The cost of a new motorized stretcher is approximately $15,000, but the model Rathel presented to the board was a demonstrator that could be purchased for $10,500.
“There is no guarantee that this will prevent back injuries in the future, but I feel it will help reduce injuries,” EMS Director Rathel said.
According to county officials, Rathel teaches his EMS personnel safe lifting techniques on an on-going basis and employees utilize all available equipment to try and prevent injury or harm to county employees.
In addition to the lower sales price, the motorized stretcher will have a three year power train warranty and a two year “bumper to bumper” warranty, according to Rathel.
Approximately $500 to $600 of accessories are also being included in the discounted sales price the EMS director told commissioners.
“It is a good deal, no two ways about it. We’ve got some people in this county that it takes four people to get them up on the stretcher and then to get the stretcher out of the house.
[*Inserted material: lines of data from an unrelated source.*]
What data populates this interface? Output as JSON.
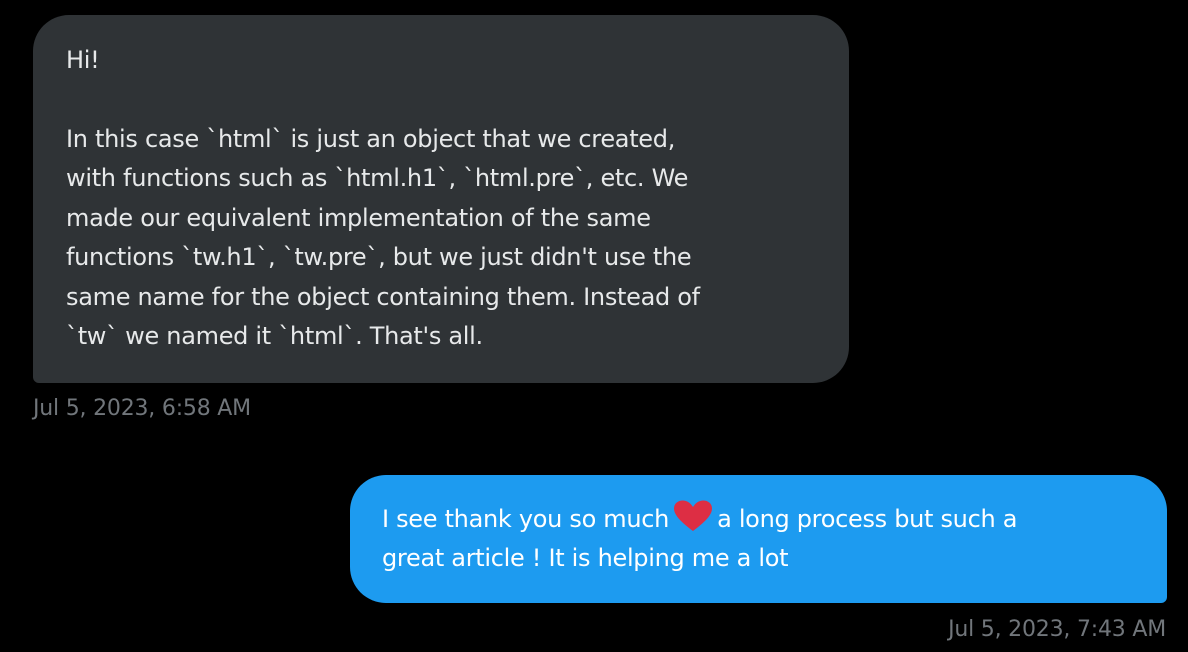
{
  "messages": [
    {
      "direction": "received",
      "greeting": "Hi!",
      "lines": [
        "In this case `html` is just an object that we created,",
        "with functions such as `html.h1`, `html.pre`, etc. We",
        "made our equivalent implementation of the same",
        "functions `tw.h1`, `tw.pre`, but we just didn't use the",
        "same name for the object containing them. Instead of",
        "`tw` we named it `html`. That's all."
      ],
      "timestamp": "Jul 5, 2023, 6:58 AM"
    },
    {
      "direction": "sent",
      "text_before_emoji": "I see thank you so much",
      "emoji": "red-heart",
      "text_after_emoji": "a long process but such a",
      "line2": "great article ! It is helping me a lot",
      "timestamp": "Jul 5, 2023, 7:43 AM"
    }
  ],
  "colors": {
    "background": "#000000",
    "received_bubble": "#2f3336",
    "received_text": "#e7e9ea",
    "sent_bubble": "#1d9bf0",
    "sent_text": "#ffffff",
    "timestamp": "#71767b",
    "heart": "#e0245e"
  }
}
We have to call the police and fire department to assist and Billy and his crew know where these addresses are,” Grady County Administrator Rusty Moye said.
According to Moye, the motorized stretcher will be housed at the station and sent out on calls only when overweight patients are in need of care.
Commissioner Al Ball asked if there was any money in the EMS budget that could be used to finance the purchase rather than taking the entire amount out of the county’s contingency fund.
The county administrator said there was not and described the EMS budget as “tight.”
County officials also discussed the purchase as being a preventative measure in combating work-related injuries.
Commissioner T.D. David suggested the county administrator communicate the purchase with the Workers’ Compensation Insurance carrier in hope of earning a credit for the preventative action.
“It may not make a difference, but we need to let them know about it. Sometimes they will do that,” David said.
Chairman Charles Norton, concerned about the dwindling contingency fund commented, “All I would say is don’t bankrupt the house with all these deals.”
Traditionally, the county budgets $5,000 annually for equipment purchases in the EMS budget.
Commissioners voted unanimously to purchase the motorized stretcher.